Cobalamins are essential for three enzyme-catalyzed reactions: methyltransferases, isomerases, and reductive dehalogenases (9). In humans two enzymes require cobalamin: methylmalonyl CoA mutase, which converts methylmalonyl CoA into succinyl CoA, and 5-methyltetrahydrofolate-homocysteine methyltransferase (methionine synthase), which is required for recycling of tetrahydrofolate via the synthesis of methionine from homocysteine. Insufficient cobalamin can result in nerve myelin damage from accumulation of methylmalonyl CoA, and megaloblastic anemia because of an inability to regenerate tetrahydrofolate for thymine synthesis. Dietary folate supplementation can ameliorate the anemia, but not myelin damage or accumulation of homocysteine (homocysteinuria), which may contribute to stroke and cardiac infarction. Because most nonvegetarian diets provide a reasonable source of B₁₂, deficiency of cobalamin in metazoans generally results from defects in digestion, absorption, or transport mechanisms, although intestinal infestation with the fish tapeworm Diphyllobothrium latum, which competes for B₁₂, may also result in megaloblastic anemia. Strict vegans or life-long vegetarians may need to consider B₁₂ supplementation because plants contain no cobalamin (10).

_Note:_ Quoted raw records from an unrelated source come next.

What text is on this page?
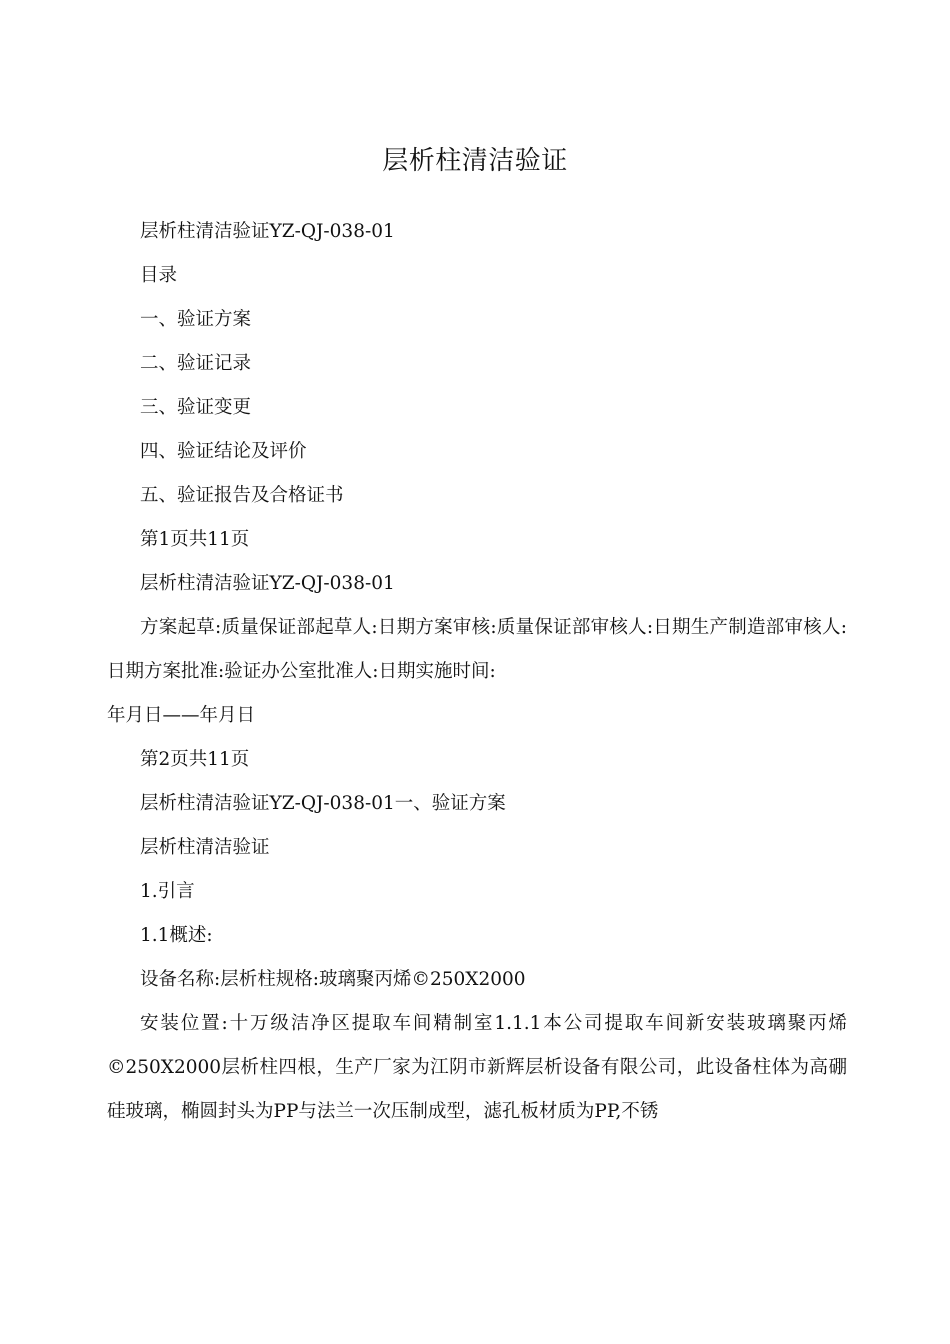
层析柱清洁验证

层析柱清洁验证YZ-QJ-038-01

目录

一、验证方案

二、验证记录

三、验证变更

四、验证结论及评价

五、验证报告及合格证书

第1页共11页

层析柱清洁验证YZ-QJ-038-01

方案起草:质量保证部起草人:日期方案审核:质量保证部审核人:日期生产制造部审核人:日期方案批准:验证办公室批准人:日期实施时间:

年月日——年月日

第2页共11页

层析柱清洁验证YZ-QJ-038-01一、验证方案

层析柱清洁验证

1.引言

1.1概述:

设备名称:层析柱规格:玻璃聚丙烯©250X2000

安装位置:十万级洁净区提取车间精制室1.1.1本公司提取车间新安装玻璃聚丙烯©250X2000层析柱四根，生产厂家为江阴市新辉层析设备有限公司，此设备柱体为高硼硅玻璃，椭圆封头为PP与法兰一次压制成型，滤孔板材质为PP,不锈
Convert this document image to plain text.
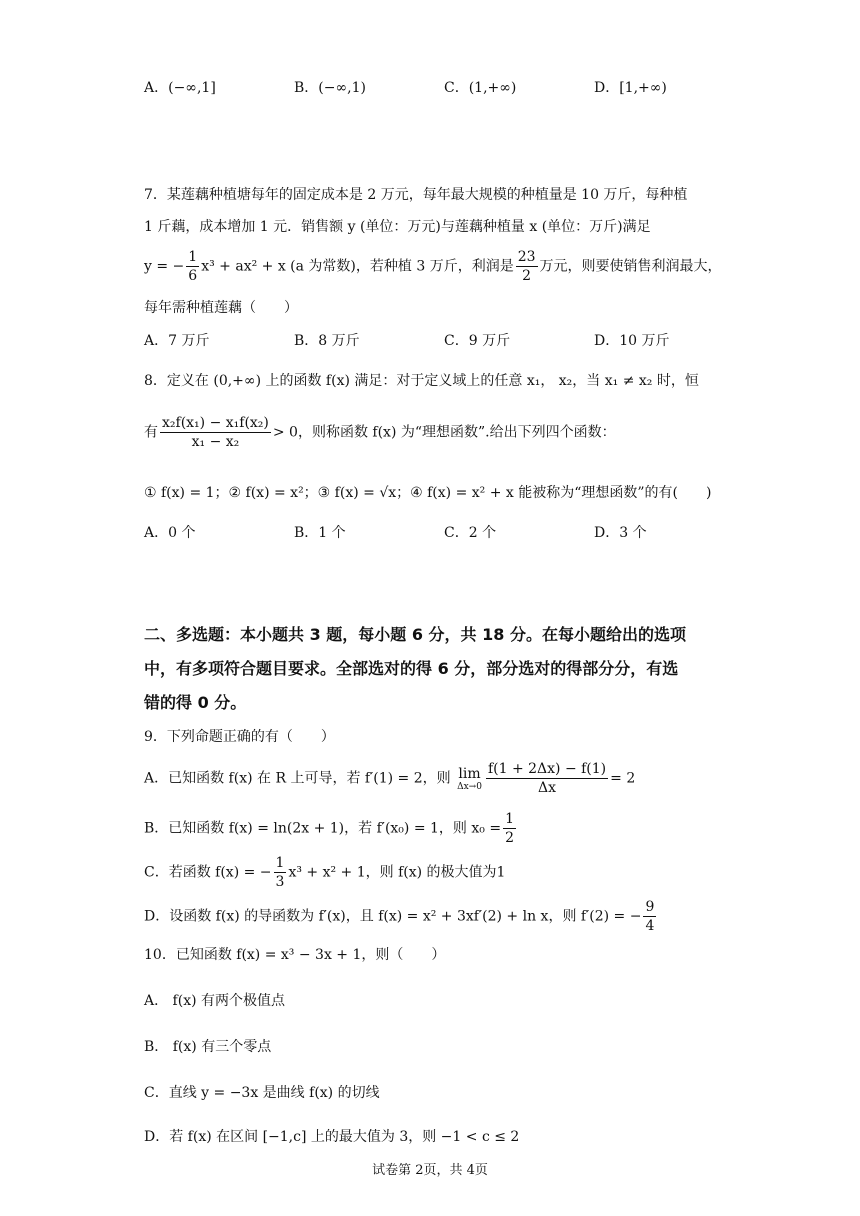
A．(−∞,1]	B．(−∞,1)	C．(1,+∞)	D．[1,+∞)
7．某莲藕种植塘每年的固定成本是 2 万元，每年最大规模的种植量是 10 万斤，每种植
1 斤藕，成本增加 1 元．销售额 y (单位：万元)与莲藕种植量 x (单位：万斤)满足
y = − $\frac{1}{6} x^3 + ax^2 + x$ (a 为常数)，若种植 3 万斤，利润是 $\frac{23}{2}$ 万元，则要使销售利润最大，
每年需种植莲藕（　　）
A．7 万斤	B．8 万斤	C．9 万斤	D．10 万斤
8．定义在 (0,+∞) 上的函数 f(x) 满足：对于定义域上的任意 x₁， x₂，当 x₁ ≠ x₂ 时，恒
有 $\frac{\text{x₂f(x₁) − x₁f(x₂)}}{\text{x₁ − x₂}} > 0$，则称函数 f(x) 为“理想函数”.给出下列四个函数：
① f(x) = 1；② f(x) = x²；③ f(x) = √x；④ f(x) = x² + x 能被称为“理想函数”的有(　　)
A．0 个	B．1 个	C．2 个	D．3 个
二、多选题：本小题共 3 题，每小题 6 分，共 18 分。在每小题给出的选项
中，有多项符合题目要求。全部选对的得 6 分，部分选对的得部分分，有选
错的得 0 分。
9．下列命题正确的有（　　）
A．已知函数 f(x) 在 R 上可导，若 f′(1) = 2，则 lim
$\Delta x\to 0 \frac{f(1 + 2\Delta x) - f(1)}{\Delta x} = 2$
B．已知函数 f(x) = ln(2x + 1)，若 f′(x₀) = 1，则 $x_0 = \frac{1}{2}$
C．若函数 f(x) = − $\frac{1}{3} x^3 + x^2 + 1$，则 f(x) 的极大值为1
D．设函数 f(x) 的导函数为 f′(x)，且 f(x) = x² + 3xf′(2) + ln x，则 f′(2) = − $\frac{9}{4}$
10．已知函数 f(x) = x³ − 3x + 1，则（　　）
A． f(x) 有两个极值点
B． f(x) 有三个零点
C．直线 y = −3x 是曲线 f(x) 的切线
D．若 f(x) 在区间 [−1,c] 上的最大值为 3，则 −1 < c ≤ 2
试卷第 2页，共 4页
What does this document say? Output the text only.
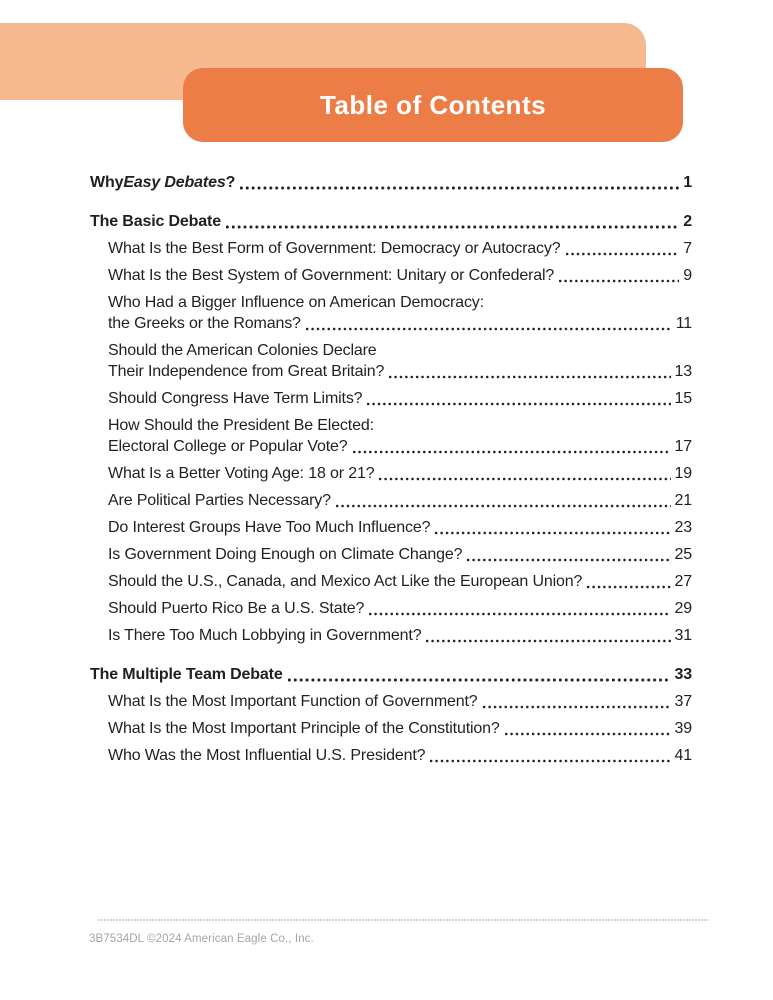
Table of Contents
Why Easy Debates ?	1
The Basic Debate	2
What Is the Best Form of Government: Democracy or Autocracy?	7
What Is the Best System of Government: Unitary or Confederal?	9
Who Had a Bigger Influence on American Democracy:
the Greeks or the Romans?	11
Should the American Colonies Declare
Their Independence from Great Britain?	13
Should Congress Have Term Limits?	15
How Should the President Be Elected:
Electoral College or Popular Vote?	17
What Is a Better Voting Age: 18 or 21?	19
Are Political Parties Necessary?	21
Do Interest Groups Have Too Much Influence?	23
Is Government Doing Enough on Climate Change?	25
Should the U.S., Canada, and Mexico Act Like the European Union?	27
Should Puerto Rico Be a U.S. State?	29
Is There Too Much Lobbying in Government?	31
The Multiple Team Debate	33
What Is the Most Important Function of Government?	37
What Is the Most Important Principle of the Constitution?	39
Who Was the Most Influential U.S. President?	41
3B7534DL ©2024 American Eagle Co., Inc.
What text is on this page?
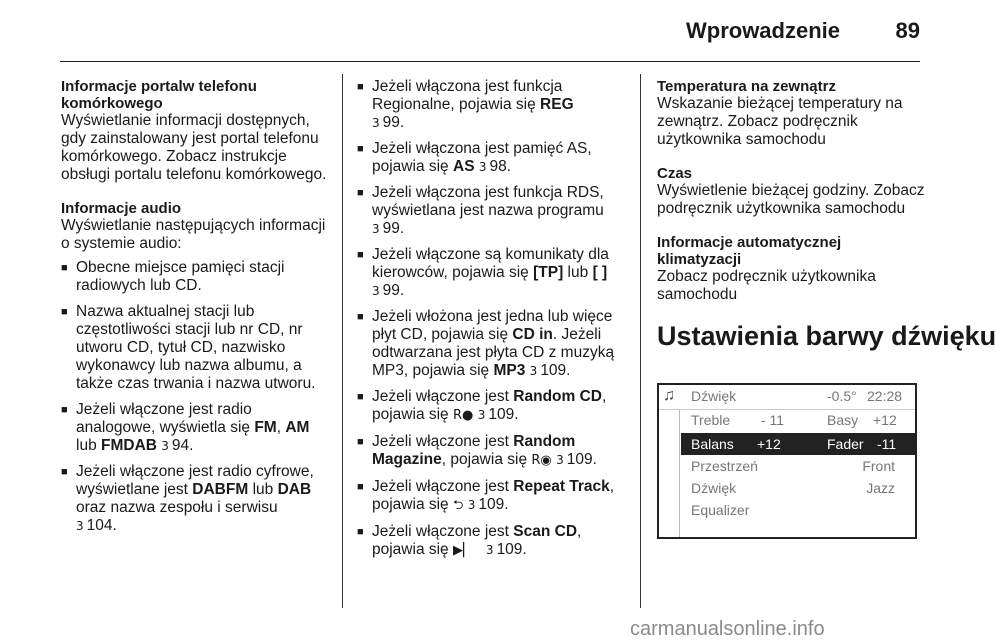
Wprowadzenie	89
Informacje portalw telefonu komórkowego

Wyświetlanie informacji dostępnych, gdy zainstalowany jest portal telefonu komórkowego. Zobacz instrukcje obsługi portalu telefonu komórkowego.

Informacje audio

Wyświetlanie następujących informacji o systemie audio:

■ Obecne miejsce pamięci stacji radiowych lub CD.
■ Nazwa aktualnej stacji lub częstotliwości stacji lub nr CD, nr utworu CD, tytuł CD, nazwisko wykonawcy lub nazwa albumu, a także czas trwania i nazwa utworu.
■ Jeżeli włączone jest radio analogowe, wyświetla się FM, AM lub FMDAB 3 94.
■ Jeżeli włączone jest radio cyfrowe, wyświetlane jest DABFM lub DAB oraz nazwa zespołu i serwisu
3 104.
■ Jeżeli włączona jest funkcja Regionalne, pojawia się REG
3 99.
■ Jeżeli włączona jest pamięć AS, pojawia się AS 3 98.
■ Jeżeli włączona jest funkcja RDS, wyświetlana jest nazwa programu
3 99.
■ Jeżeli włączone są komunikaty dla kierowców, pojawia się [TP] lub [ ]
3 99.
■ Jeżeli włożona jest jedna lub więce płyt CD, pojawia się CD in. Jeżeli odtwarzana jest płyta CD z muzyką MP3, pojawia się MP3 3 109.
■ Jeżeli włączone jest Random CD, pojawia się R● 3 109.
■ Jeżeli włączone jest Random Magazine, pojawia się R◉ 3 109.
■ Jeżeli włączone jest Repeat Track, pojawia się ⮌ 3 109.
■ Jeżeli włączone jest Scan CD, pojawia się ▶▏ 3 109.
Temperatura na zewnątrz

Wskazanie bieżącej temperatury na zewnątrz. Zobacz podręcznik użytkownika samochodu

Czas

Wyświetlenie bieżącej godziny. Zobacz podręcznik użytkownika samochodu

Informacje automatycznej klimatyzacji

Zobacz podręcznik użytkownika samochodu

Ustawienia barwy dźwięku
♫ Dźwięk	-0.5° 22:28
Treble - 11	Basy +12
Balans +12	Fader -11
Przestrzeń	Front
Dźwięk	Jazz
Equalizer
carmanualsonline.info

In addition to identifying black box reactions in the anaerobic biosynthesis of cobalamin, the work of Moore et al. (3) provides observations with a potentially much broader impact. First is the characterization of a nonredox role for cobalt in the reaction. The putative role cobalt plays has not been described previously in a biological system, but the current observation may prompt researchers to reexamine other cobalt-containing enzymes. Second is the observation that a mixture containing all pathway enzymes functions more effectively than individual enzymes to produce product. This finding is not unlike what has been reported for siroheme biosynthesis (7, 11) and hinted at for protoheme synthesis (12). Given the reactivity of tetrapyrrole biosynthetic pathway intermediates, it is not a surprise that evolution has designed pathway enzymes to hold on to products until downstream acceptors are available. Such an approach, either alone or with substrate channeling, may represent a generic approach to minimizing potential toxic cellular effects of free pathway intermediates or nonproductive loss of reactive intermediates: a clear example of how Nature may have evolved complex pathways with reactive intermediates.

Although the current contribution helps bring some closure to the B₁₂ biosynthesis field with the illumination of the anaerobic black box components, to complement work done previously by this group and others in elucidating the aerobic biosynthetic pathway (13, 14), it also reveals previously undescribed chemistries that may prove of value in synthetic biology. In addition, knowledge of all steps in both the anaerobic and aerobic cobalamin pathways opens possibilities for new, more restricted antibiotic targets, along with production of cobalamin analogs.